The Idaho Conservation League's executive director, Rick Johnson, also urged the conservation community to give Simpson's bill a long, hard look and some serious consideration. He appeared excited about the pending, inside-the-beltway talks.

"It's not a non-starter," Johnson said. "We are, for the first time since Frank Church was a senator, going to have a serious discussion on wilderness in this state."

Church sponsored legislation that created Central Idaho's Frank Church-River of No Return Wilderness Area, the largest protected wilderness in the contiguous United States.
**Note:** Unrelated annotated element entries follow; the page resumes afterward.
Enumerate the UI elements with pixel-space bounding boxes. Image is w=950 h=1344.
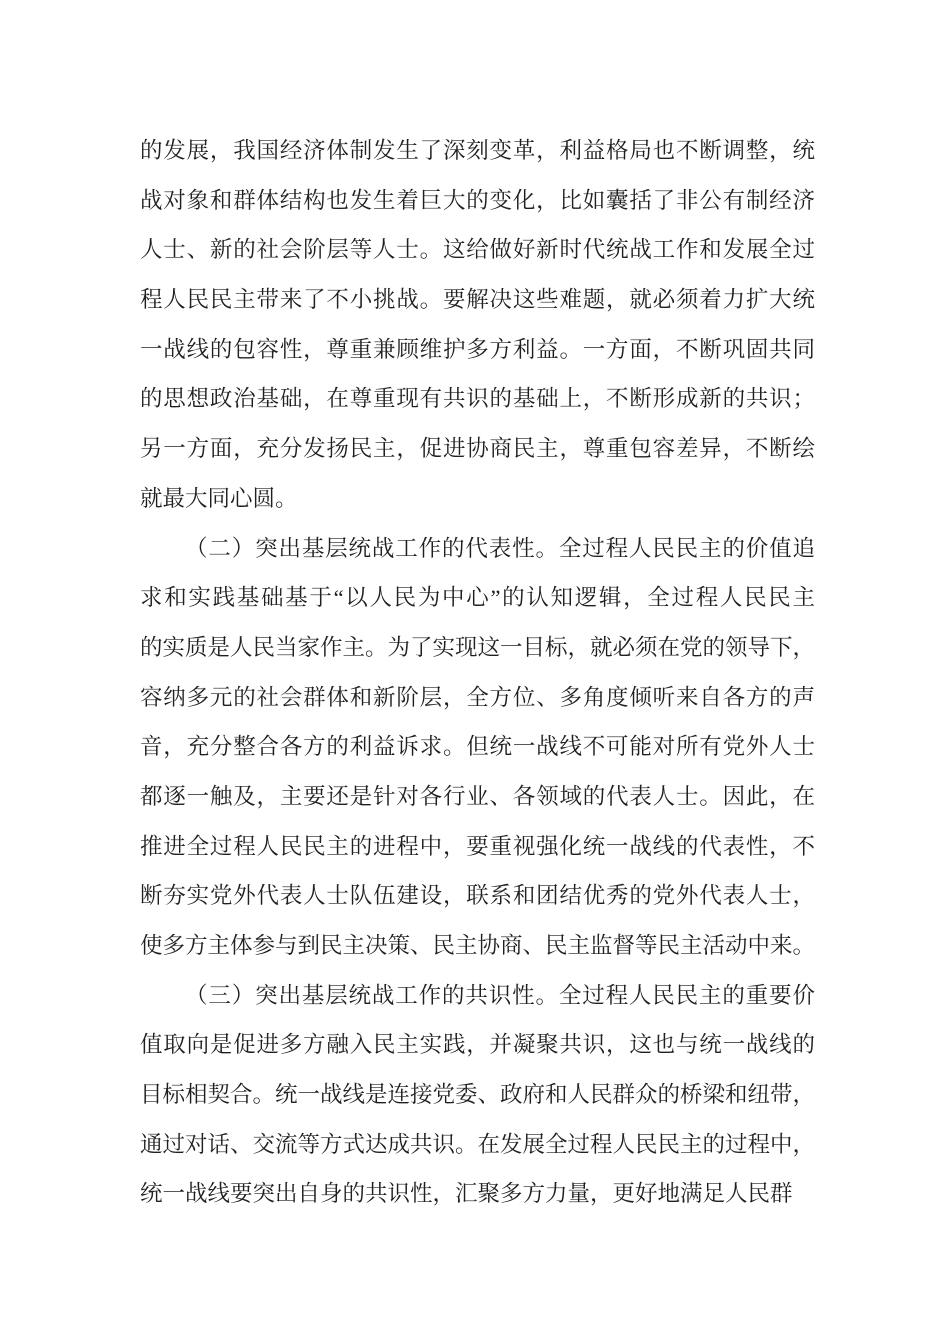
text-line: 音，充分整合各方的利益诉求。但统一战线不可能对所有党外人士: [140, 722, 815, 772]
text-line: 断夯实党外代表人士队伍建设，联系和团结优秀的党外代表人士，: [140, 871, 815, 921]
text-line: 通过对话、交流等方式达成共识。在发展全过程人民民主的过程中，: [140, 1120, 815, 1170]
text-line: （二）突出基层统战工作的代表性。全过程人民民主的价值追: [140, 524, 815, 574]
text-line: 就最大同心圆。: [140, 474, 815, 524]
text-line: 求和实践基础基于“以人民为中心”的认知逻辑，全过程人民民主: [140, 573, 815, 623]
text-line: 值取向是促进多方融入民主实践，并凝聚共识，这也与统一战线的: [140, 1020, 815, 1070]
paragraph: （二）突出基层统战工作的代表性。全过程人民民主的价值追求和实践基础基于“以人民为…: [140, 524, 815, 971]
text-line: 另一方面，充分发扬民主，促进协商民主，尊重包容差异，不断绘: [140, 424, 815, 474]
text-line: 容纳多元的社会群体和新阶层，全方位、多角度倾听来自各方的声: [140, 673, 815, 723]
text-line: 程人民民主带来了不小挑战。要解决这些难题，就必须着力扩大统: [140, 275, 815, 325]
text-line: 目标相契合。统一战线是连接党委、政府和人民群众的桥梁和纽带，: [140, 1070, 815, 1120]
paragraph: 的发展，我国经济体制发生了深刻变革，利益格局也不断调整，统战对象和群体结构也发生…: [140, 126, 815, 524]
text-line: 人士、新的社会阶层等人士。这给做好新时代统战工作和发展全过: [140, 225, 815, 275]
paragraph: （三）突出基层统战工作的共识性。全过程人民民主的重要价值取向是促进多方融入民主实…: [140, 971, 815, 1219]
text-line: 推进全过程人民民主的进程中，要重视强化统一战线的代表性，不: [140, 822, 815, 872]
text-line: 的思想政治基础，在尊重现有共识的基础上，不断形成新的共识；: [140, 374, 815, 424]
text-line: 的实质是人民当家作主。为了实现这一目标，就必须在党的领导下，: [140, 623, 815, 673]
text-line: 统一战线要突出自身的共识性，汇聚多方力量，更好地满足人民群: [140, 1169, 815, 1219]
document-page: 的发展，我国经济体制发生了深刻变革，利益格局也不断调整，统战对象和群体结构也发生…: [0, 0, 950, 1344]
text-line: 都逐一触及，主要还是针对各行业、各领域的代表人士。因此，在: [140, 772, 815, 822]
text-line: （三）突出基层统战工作的共识性。全过程人民民主的重要价: [140, 971, 815, 1021]
document-body: 的发展，我国经济体制发生了深刻变革，利益格局也不断调整，统战对象和群体结构也发生…: [140, 126, 815, 1219]
text-line: 战对象和群体结构也发生着巨大的变化，比如囊括了非公有制经济: [140, 176, 815, 226]
text-line: 的发展，我国经济体制发生了深刻变革，利益格局也不断调整，统: [140, 126, 815, 176]
text-line: 使多方主体参与到民主决策、民主协商、民主监督等民主活动中来。: [140, 921, 815, 971]
text-line: 一战线的包容性，尊重兼顾维护多方利益。一方面，不断巩固共同: [140, 325, 815, 375]
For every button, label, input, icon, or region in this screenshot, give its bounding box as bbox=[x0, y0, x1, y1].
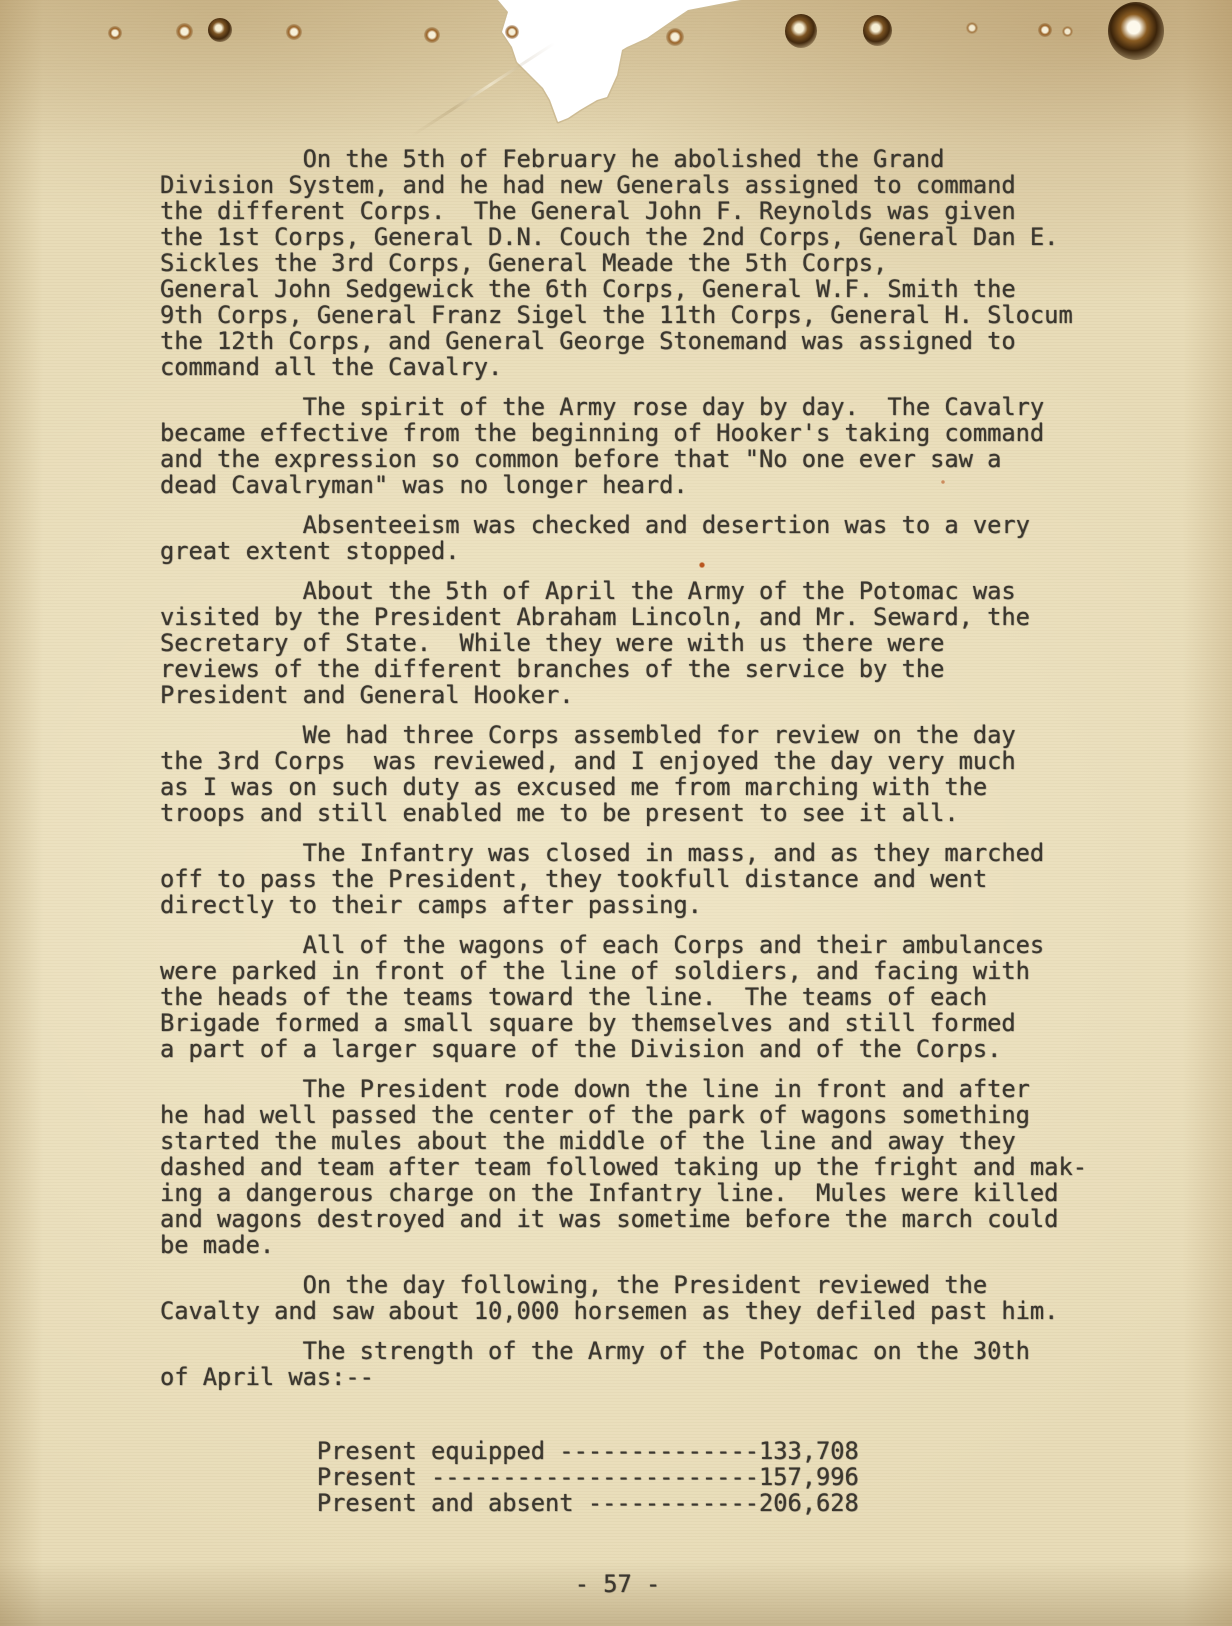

And whether the citizens of Idaho agree with Simpson's proposal or not, the congressman deserves a pat on the back for his efforts, Johnson said. He has brought Idahoans of diverse stripes to the bargaining table, and a piece of potential legislation resulted.

"Think about the place. Think about the future. We owe this guy a lot of credit for what he's doing," Johnson said. "He's getting a lot of heat from the other side. He's getting a lot of heat from us. He needs to get credit."

And Simpson is, indeed, getting heat. Wilderness advocates and motorized-recreation advocates alike are picking the bill apart.

A coalition of snowmobilers has waged an organized campaign against the bill. A group of Stanley-area residents is opposing federal land gifts to the city in the vicinity of Valley Creek. Advocates for more widespread wilderness protection have said Simpson's bill concedes too much in the form of federal land grants and motorized access and doesn't give enough in the form of wilderness.

For Johnson and other environmentalists, it took some time to see the big picture. Johnson said he has been working on protections for the Boulder and White Cloud mountains for 20 years, but Simpson taught him the most important lesson.

"We, together, have gotten to this place, and that is about people," Johnson said. "A lot of us got into this because of the land, because of the wildlife, but it's actually about people. Mike Simpson taught that to me."

And Simpson also stressed the importance of the significant wilderness protections in the bill. It is a selfless effort, he said.

"I'm really not doing this for you or for me. I'll be long dead and gone—so will you—'til the real benefits of this will be seen," he said. "We're really doing this for future generations. We want to be able to look back and be able to say that when it was our time, that we decided to do something."